WRAIR’s two primary goals are to advance research and, especially OCONUS (outside the continental United States), to improve the capacity and medical capabilities of the host nation. As a result, he added, studies done in Cambodia or Kenya are designed to ensure they will benefit the people of the host nations and help those nations build their own structures and capacities. That helps build bridges, both medically and diplomatically, with WRAIR’s partner nations.
Behavioral studies in Germany are more directly focused on U.S. and allied service members, but still are representative of WRAIR’s global scope.
Armed Forces Research Institute of Medical Sciences-Thailand
AFRIMS-Thailand is the oldest, largest, and most geographically dispersed of the overseas commands. Founded in 1959 as a SEATO (Southeast Asia Treaty Organization) laboratory to help combat a cholera outbreak, it was renamed AFRIMS in 1977 and given a broader mandate in tropical infectious disease research and development. Since then, it has acquired new disease research missions and been refocused many times to meet new challenges.
The largest component of WRAIR, it comprises about one-quarter of the institute’s 2,000 personnel. The overall command of AFRIMS is held by a Royal Thai Army general officer. There are two components to AFRIMS; the U.S. Army Medical Component-AFRIMS (USAMC-AFRIMS) works alongside the Royal Thai Army Component AFRIMS. The USAMC-AFRIMS has a relatively small staff of U.S. military personnel and most of the USAMC-AFRIMS employees are local nationals with many of them being M.Ds. or Ph.Ds.
“It is a unique relationship because the Royal Thai Army really views us as part of their organization,” said Col.

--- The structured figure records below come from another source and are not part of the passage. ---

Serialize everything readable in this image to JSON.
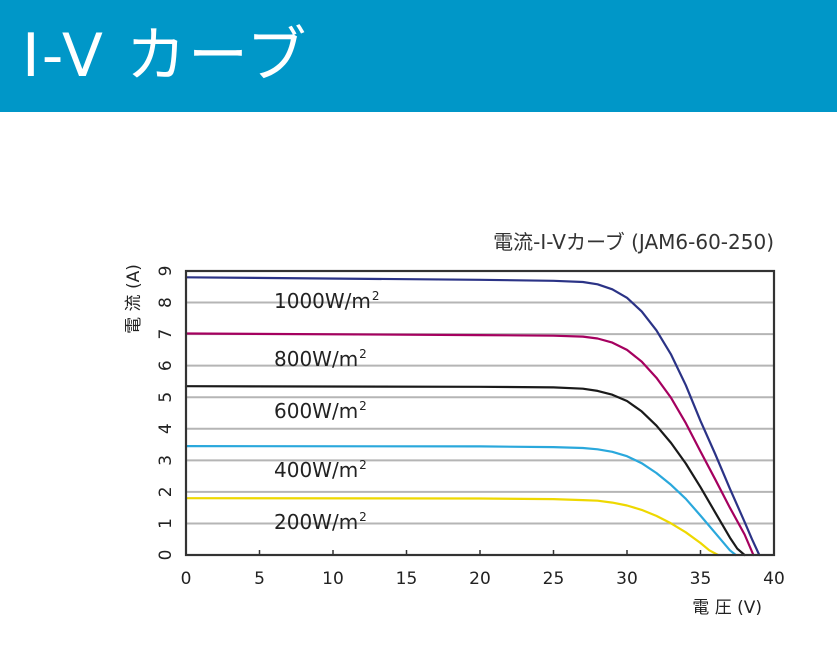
{
  "header": {
    "title": "I-V カーブ"
  },
  "chart_data": {
    "type": "line",
    "title": "電流-I-Vカーブ (JAM6-60-250)",
    "xlabel": "電 圧 (V)",
    "ylabel": "電 流 (A)",
    "xlim": [
      0,
      40
    ],
    "ylim": [
      0,
      9
    ],
    "xticks": [
      0,
      5,
      10,
      15,
      20,
      25,
      30,
      35,
      40
    ],
    "yticks": [
      0,
      1,
      2,
      3,
      4,
      5,
      6,
      7,
      8,
      9
    ],
    "grid": "horizontal",
    "series": [
      {
        "name": "1000W/m",
        "sup": "2",
        "color": "#2b3386",
        "x": [
          0,
          20,
          25,
          27,
          28,
          29,
          30,
          31,
          32,
          33,
          34,
          35,
          36,
          37,
          38,
          38.5,
          39
        ],
        "y": [
          8.8,
          8.72,
          8.69,
          8.65,
          8.58,
          8.42,
          8.15,
          7.72,
          7.12,
          6.35,
          5.38,
          4.25,
          3.2,
          2.1,
          1.05,
          0.5,
          0
        ]
      },
      {
        "name": "800W/m",
        "sup": "2",
        "color": "#a5005f",
        "x": [
          0,
          20,
          25,
          27,
          28,
          29,
          30,
          31,
          32,
          33,
          34,
          35,
          36,
          37,
          38,
          38.6
        ],
        "y": [
          7.02,
          6.97,
          6.95,
          6.92,
          6.86,
          6.73,
          6.5,
          6.13,
          5.62,
          4.98,
          4.18,
          3.28,
          2.4,
          1.5,
          0.65,
          0
        ]
      },
      {
        "name": "600W/m",
        "sup": "2",
        "color": "#1a1a1a",
        "x": [
          0,
          20,
          25,
          27,
          28,
          29,
          30,
          31,
          32,
          33,
          34,
          35,
          36,
          37,
          37.5,
          38
        ],
        "y": [
          5.35,
          5.33,
          5.31,
          5.27,
          5.2,
          5.08,
          4.88,
          4.55,
          4.1,
          3.55,
          2.9,
          2.15,
          1.35,
          0.55,
          0.2,
          0
        ]
      },
      {
        "name": "400W/m",
        "sup": "2",
        "color": "#2aa8dc",
        "x": [
          0,
          20,
          25,
          27,
          28,
          29,
          30,
          31,
          32,
          33,
          34,
          35,
          36,
          37,
          37.4
        ],
        "y": [
          3.45,
          3.44,
          3.42,
          3.39,
          3.35,
          3.27,
          3.13,
          2.91,
          2.6,
          2.22,
          1.78,
          1.25,
          0.7,
          0.15,
          0
        ]
      },
      {
        "name": "200W/m",
        "sup": "2",
        "color": "#eed800",
        "x": [
          0,
          20,
          25,
          27,
          28,
          29,
          30,
          31,
          32,
          33,
          34,
          35,
          35.6,
          36.2
        ],
        "y": [
          1.8,
          1.79,
          1.77,
          1.74,
          1.72,
          1.66,
          1.57,
          1.43,
          1.24,
          1.0,
          0.72,
          0.38,
          0.15,
          0
        ]
      }
    ]
  }
}
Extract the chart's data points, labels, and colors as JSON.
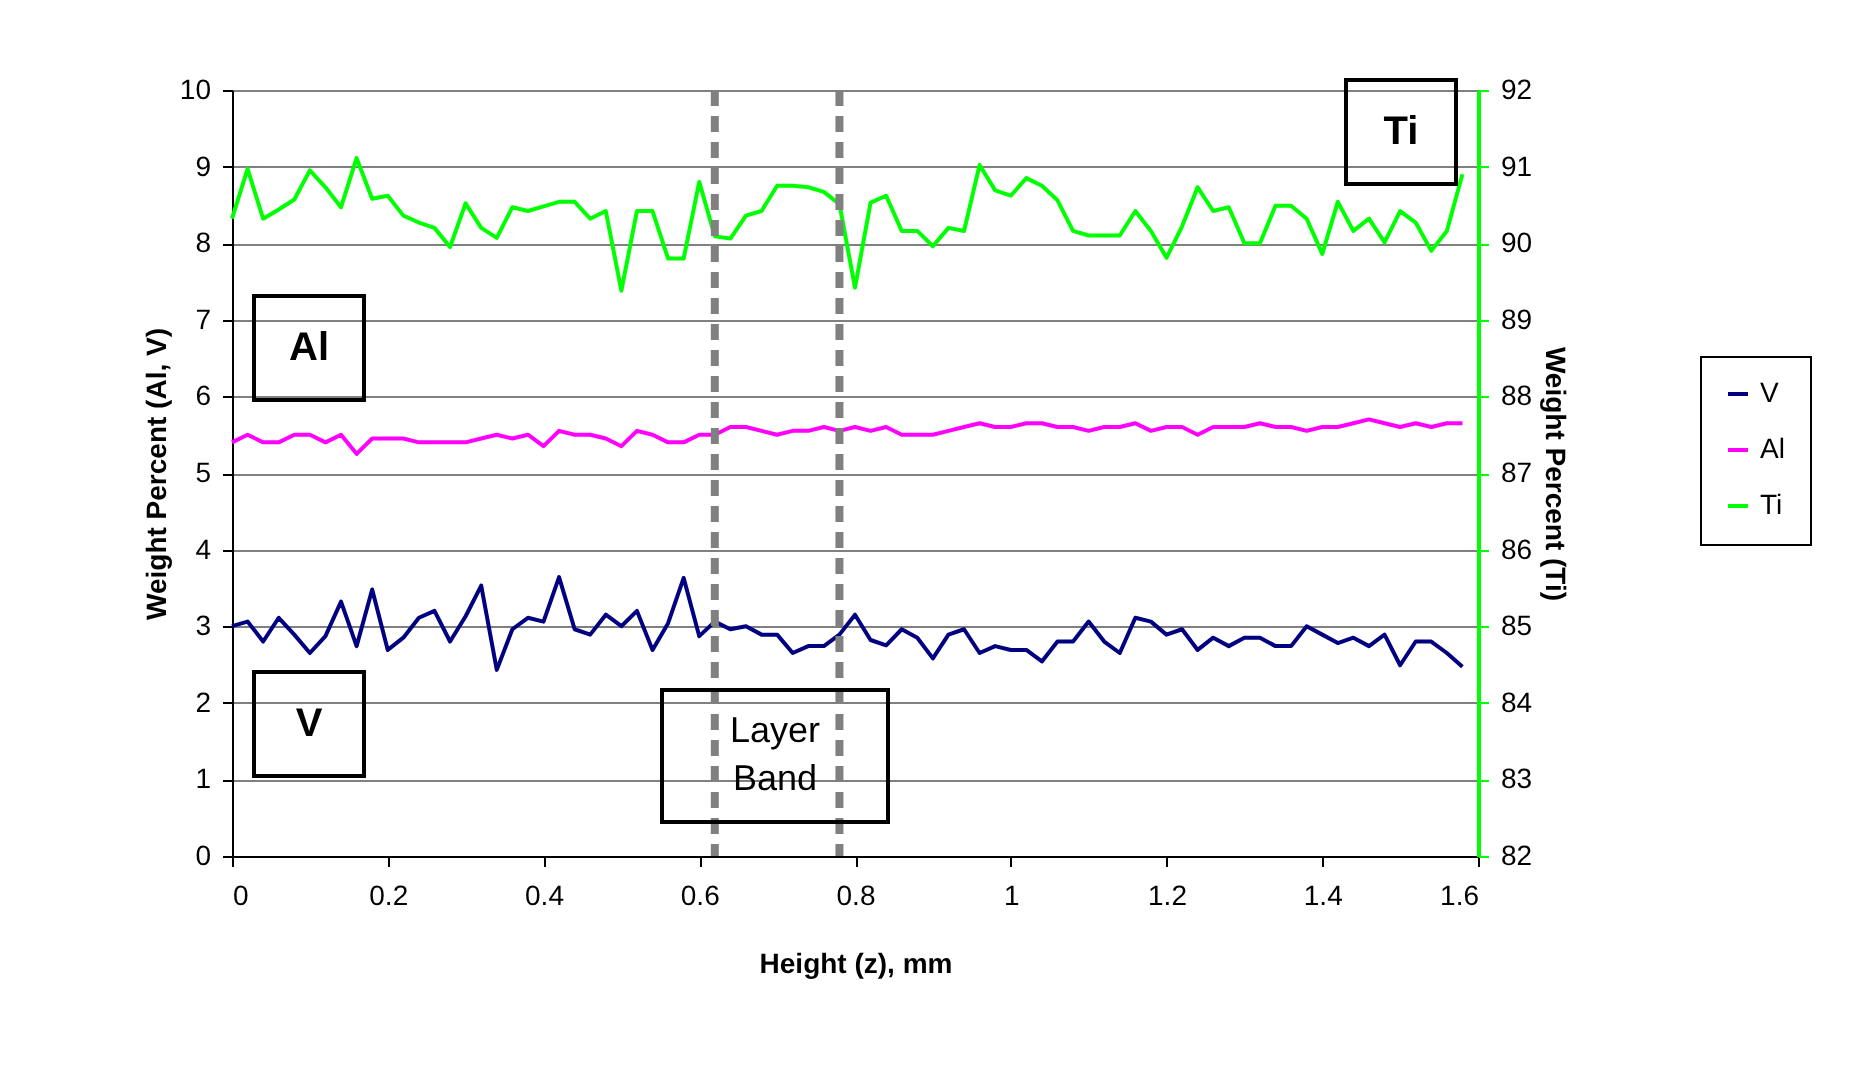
{
  "chart_data": {
    "type": "line",
    "xlabel": "Height (z), mm",
    "ylabel": "Weight Percent (Al, V)",
    "y2label": "Weight Percent (Ti)",
    "x": [
      0,
      0.02,
      0.04,
      0.06,
      0.08,
      0.1,
      0.12,
      0.14,
      0.16,
      0.18,
      0.2,
      0.22,
      0.24,
      0.26,
      0.28,
      0.3,
      0.32,
      0.34,
      0.36,
      0.38,
      0.4,
      0.42,
      0.44,
      0.46,
      0.48,
      0.5,
      0.52,
      0.54,
      0.56,
      0.58,
      0.6,
      0.62,
      0.64,
      0.66,
      0.68,
      0.7,
      0.72,
      0.74,
      0.76,
      0.78,
      0.8,
      0.82,
      0.84,
      0.86,
      0.88,
      0.9,
      0.92,
      0.94,
      0.96,
      0.98,
      1,
      1.02,
      1.04,
      1.06,
      1.08,
      1.1,
      1.12,
      1.14,
      1.16,
      1.18,
      1.2,
      1.22,
      1.24,
      1.26,
      1.28,
      1.3,
      1.32,
      1.34,
      1.36,
      1.38,
      1.4,
      1.42,
      1.44,
      1.46,
      1.48,
      1.5,
      1.52,
      1.54,
      1.56,
      1.58
    ],
    "series": [
      {
        "name": "V",
        "color": "#000080",
        "values": [
          3.0,
          3.06,
          2.8,
          3.11,
          2.89,
          2.65,
          2.87,
          3.32,
          2.74,
          3.48,
          2.69,
          2.85,
          3.11,
          3.2,
          2.8,
          3.13,
          3.53,
          2.43,
          2.96,
          3.11,
          3.06,
          3.64,
          2.96,
          2.89,
          3.15,
          3.0,
          3.2,
          2.69,
          3.04,
          3.63,
          2.87,
          3.06,
          2.96,
          3.0,
          2.89,
          2.89,
          2.65,
          2.74,
          2.74,
          2.89,
          3.15,
          2.82,
          2.75,
          2.96,
          2.85,
          2.58,
          2.89,
          2.96,
          2.65,
          2.74,
          2.69,
          2.69,
          2.54,
          2.8,
          2.8,
          3.06,
          2.8,
          2.65,
          3.11,
          3.06,
          2.89,
          2.96,
          2.69,
          2.85,
          2.74,
          2.85,
          2.85,
          2.74,
          2.74,
          3.0,
          2.89,
          2.78,
          2.85,
          2.74,
          2.89,
          2.49,
          2.8,
          2.8,
          2.65,
          2.47
        ]
      },
      {
        "name": "Al",
        "color": "#ff00ff",
        "values": [
          5.4,
          5.5,
          5.4,
          5.4,
          5.5,
          5.5,
          5.4,
          5.5,
          5.25,
          5.45,
          5.45,
          5.45,
          5.4,
          5.4,
          5.4,
          5.4,
          5.45,
          5.5,
          5.45,
          5.5,
          5.35,
          5.55,
          5.5,
          5.5,
          5.45,
          5.35,
          5.55,
          5.5,
          5.4,
          5.4,
          5.5,
          5.5,
          5.6,
          5.6,
          5.55,
          5.5,
          5.55,
          5.55,
          5.6,
          5.55,
          5.6,
          5.55,
          5.6,
          5.5,
          5.5,
          5.5,
          5.55,
          5.6,
          5.65,
          5.6,
          5.6,
          5.65,
          5.65,
          5.6,
          5.6,
          5.55,
          5.6,
          5.6,
          5.65,
          5.55,
          5.6,
          5.6,
          5.5,
          5.6,
          5.6,
          5.6,
          5.65,
          5.6,
          5.6,
          5.55,
          5.6,
          5.6,
          5.65,
          5.7,
          5.65,
          5.6,
          5.65,
          5.6,
          5.65,
          5.65
        ]
      },
      {
        "name": "Ti",
        "color": "#00ff00",
        "axis": "y2",
        "values": [
          90.32,
          90.97,
          90.32,
          90.44,
          90.57,
          90.95,
          90.73,
          90.47,
          91.11,
          90.58,
          90.62,
          90.36,
          90.27,
          90.2,
          89.95,
          90.52,
          90.2,
          90.07,
          90.47,
          90.42,
          90.48,
          90.54,
          90.54,
          90.32,
          90.42,
          89.38,
          90.42,
          90.42,
          89.8,
          89.8,
          90.8,
          90.09,
          90.06,
          90.36,
          90.42,
          90.75,
          90.75,
          90.73,
          90.67,
          90.51,
          89.42,
          90.53,
          90.62,
          90.16,
          90.16,
          89.96,
          90.2,
          90.16,
          91.02,
          90.69,
          90.62,
          90.85,
          90.75,
          90.56,
          90.16,
          90.1,
          90.1,
          90.1,
          90.42,
          90.16,
          89.81,
          90.22,
          90.73,
          90.42,
          90.47,
          90.0,
          90.0,
          90.49,
          90.49,
          90.32,
          89.86,
          90.54,
          90.16,
          90.32,
          90.01,
          90.42,
          90.27,
          89.9,
          90.16,
          90.9
        ]
      }
    ],
    "xlim": [
      0,
      1.6
    ],
    "xticks": [
      0,
      0.2,
      0.4,
      0.6,
      0.8,
      1,
      1.2,
      1.4,
      1.6
    ],
    "ylim": [
      0,
      10
    ],
    "yticks": [
      0,
      1,
      2,
      3,
      4,
      5,
      6,
      7,
      8,
      9,
      10
    ],
    "y2lim": [
      82,
      92
    ],
    "y2ticks": [
      82,
      83,
      84,
      85,
      86,
      87,
      88,
      89,
      90,
      91,
      92
    ],
    "ref_lines": [
      {
        "axis": "x",
        "value": 0.62,
        "color": "#808080",
        "line_style": "dashed"
      },
      {
        "axis": "x",
        "value": 0.78,
        "color": "#808080",
        "line_style": "dashed"
      }
    ],
    "annotations": [
      "Ti",
      "Al",
      "V",
      "Layer Band"
    ],
    "grid": "y",
    "legend": "right"
  }
}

William E. Geesey, the USAMC-AFRIMS’ first commander with a non-science (medical logistics) background. “We do collaborate with them on a number of different projects in different areas, but they have other projects, as well – such as drug tests of their military forces. And about 80 percent of our programs also are independent.
“All of our activities fall under the purview of WRAIR. We also work under the Chief of Mission authority of the U.S. Embassy Bangkok. We work with the country team in Thailand and other countries in the region to advance not only the [U.S.] Army’s goals of investigating infectious diseases and disease surveillance, but also to advance overall U.S. government strategy through military-to-military and military-to-civilian relationships that fall within our assigned missions.”